As an organization positioned at the nexus between the production of contemporary art through our studio programs, and its presentation through our exhibitions and publications, the Gertrude Studios exhibition is a unique confluence of our dual ethos. It offers audiences a rare opportunity to view works by 16 of Australia’s most innovative and acclaimed contemporary artists.
2013’s studio artists were working across a diverse range of media – including sculpture, neon, painting, casting, installation and even dreaming.

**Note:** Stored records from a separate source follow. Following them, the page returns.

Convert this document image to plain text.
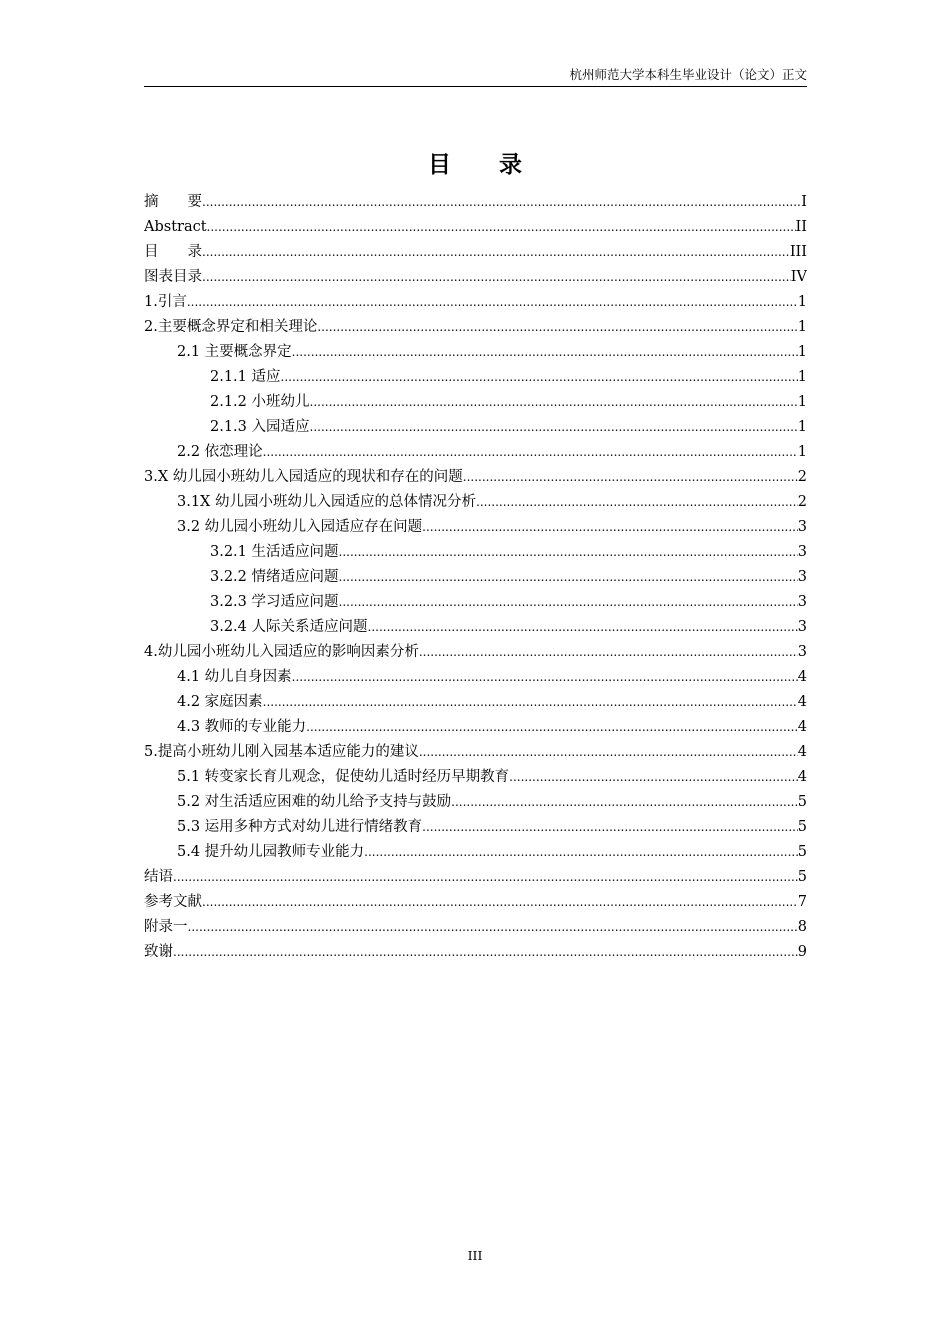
杭州师范大学本科生毕业设计（论文）正文
目 录
摘　　要 .....	I
Abstract .....	II
目　　录 .....	III
图表目录 .....	IV
1.引言 .....	1
2.主要概念界定和相关理论 .....	1
2.1 主要概念界定 .....	1
2.1.1 适应 .....	1
2.1.2 小班幼儿 .....	1
2.1.3 入园适应 .....	1
2.2 依恋理论 .....	1
3.X 幼儿园小班幼儿入园适应的现状和存在的问题 .....	2
3.1X 幼儿园小班幼儿入园适应的总体情况分析 .....	2
3.2 幼儿园小班幼儿入园适应存在问题 .....	3
3.2.1 生活适应问题 .....	3
3.2.2 情绪适应问题 .....	3
3.2.3 学习适应问题 .....	3
3.2.4 人际关系适应问题 .....	3
4.幼儿园小班幼儿入园适应的影响因素分析 .....	3
4.1 幼儿自身因素 .....	4
4.2 家庭因素 .....	4
4.3 教师的专业能力 .....	4
5.提高小班幼儿刚入园基本适应能力的建议 .....	4
5.1 转变家长育儿观念，促使幼儿适时经历早期教育 .....	4
5.2 对生活适应困难的幼儿给予支持与鼓励 .....	5
5.3 运用多种方式对幼儿进行情绪教育 .....	5
5.4 提升幼儿园教师专业能力 .....	5
结语 .....	5
参考文献 .....	7
附录一 .....	8
致谢 .....	9
III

Veronica Kent in collaboration with Sean Peoples set about to record the dreams they had whilst sleeping in each Gertrude Studio. Documenting their dreams on the corresponding studio doors as a story, they were also creating a large painting that collages all of their dreams into one composition that is akin to a biography of the studio complex’s dream states.
Meanwhile, Eliza Dyball brought a horse into the gallery to create a cast from its resting form in clay in the Front Gallery. This imprint of the horse’s pressure acted as evidence of a moment, and also managed to articulate both the immense weight of the horse, whilst also directing our attention to its profound absence. Ash Kilmartin’s work also speaks of absence as she displayed moulds of the space where keys were embedded and then stolen during her Studio 12 exhibition at Gertrude Contemporary in 2012.
Scott Miles’ new series of paintings explored the limits of sight and perception, skirting around the edges of visibility, whilst Sean Bailey’s oil and collage works are explorations in what is revealed through processes of obscuring.
Christopher L.G. Hill collaborated with past Gertrude Studio Artist Joshua Petherick to create Perspex stack-like sculptures that operate as archives of the fall-out between their collaborations and exchanges. With fragments of artworks and research material embedded between Perspex the sculpture archives the dynamic flow of ideas and objects that runs between the two artists.
This exhibition also featured spectacular and thoughtful new works by Fergus Binns, Bridie Lunney, Alasdair McLuckie, Agatha Gothe-Snape, Jess Johnson, Taree McKenzie, George Egerton-Warburton, Reko Rennie, Charlie Sofo and Hanna Tai.As part of the annual exhibition, Gertrude Studio Artists opened their studios to the public for one afternoon only on Saturday 23 November 1 - 4pm. This was an exclusive opportunity to meet the artists and gain an invaluable insight into their practices.